Ma vanno osservati criticamente anche gli sviluppi a lungo termine: l’Indonesia dal 2018 al 2022 ha quasi triplicato la produzione di nichel, oggi soddisfa circa la metà della domanda globale, attraendo enormi investimenti con le sue agevolazioni all’attività estrattiva. Ma un paio di mesi fa il governo indonesiano ha posto il divieto alla costruzione di ulteriori fonderie di nichel che utilizzano la tecnologia Rotary Kiln-Electric Furnace (RKEF) per la semplice ragione che le riserve indonesiane di minerale di nichel di alta qualità che le alimenta si esauriranno entro il 2030 (Nichel: il futuro dell’offerta è nella transizione tecnologica dell’Indonesia - Energia (rivistaenergia.it).

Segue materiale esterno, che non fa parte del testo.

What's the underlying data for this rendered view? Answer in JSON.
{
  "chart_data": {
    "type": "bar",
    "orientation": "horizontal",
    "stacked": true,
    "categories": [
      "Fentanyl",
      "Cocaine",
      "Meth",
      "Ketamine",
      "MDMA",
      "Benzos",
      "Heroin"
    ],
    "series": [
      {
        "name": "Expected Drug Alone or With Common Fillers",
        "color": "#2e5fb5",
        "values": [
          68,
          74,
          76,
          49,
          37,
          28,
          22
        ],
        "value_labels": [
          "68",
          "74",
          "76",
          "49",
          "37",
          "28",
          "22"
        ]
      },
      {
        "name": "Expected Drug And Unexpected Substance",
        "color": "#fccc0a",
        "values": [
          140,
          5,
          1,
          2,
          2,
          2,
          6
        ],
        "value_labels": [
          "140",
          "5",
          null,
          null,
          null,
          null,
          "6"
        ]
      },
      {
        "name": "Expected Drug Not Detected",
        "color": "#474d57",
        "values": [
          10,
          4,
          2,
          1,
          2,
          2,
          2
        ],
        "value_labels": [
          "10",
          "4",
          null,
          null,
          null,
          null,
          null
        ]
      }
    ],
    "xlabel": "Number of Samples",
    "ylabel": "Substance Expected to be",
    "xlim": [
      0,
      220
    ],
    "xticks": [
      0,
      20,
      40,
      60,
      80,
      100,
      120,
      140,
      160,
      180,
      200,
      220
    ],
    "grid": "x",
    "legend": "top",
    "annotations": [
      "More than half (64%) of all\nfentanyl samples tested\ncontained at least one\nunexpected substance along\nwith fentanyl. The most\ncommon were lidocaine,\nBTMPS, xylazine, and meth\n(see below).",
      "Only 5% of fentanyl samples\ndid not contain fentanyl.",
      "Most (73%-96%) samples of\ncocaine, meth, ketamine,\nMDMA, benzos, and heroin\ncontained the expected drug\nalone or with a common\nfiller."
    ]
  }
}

L’attività estrattiva dovrà concentrarsi su un minerale di qualità inferiore la cui raffinazione imporrà un cambio tecnologico e nuovi importanti investimenti oltre, per alcuni, al mancato ammortamento di quelli già effettuati.
Se storicamente i conflitti sulle materie prime si sono concentrati su quelle energetiche, il contesto della duplice transizione digitale ed ecologica sta esacerbando la competizione sui mercati dei metalli tecnologici tra Cina, il principale attore nella produzione dei metalli, e Occidente, guidato da Stati Uniti ed Europa, i promotori della transizione “verde”. Quanto abbiamo visto per la grafite nel settore delle batterie, per le terre rare in quello dei magneti permanenti o del gallio e germanio per i semiconduttori non è che l’inizio della militarizzazione delle materie prime (La militarizzazione delle materie prime - Panorama).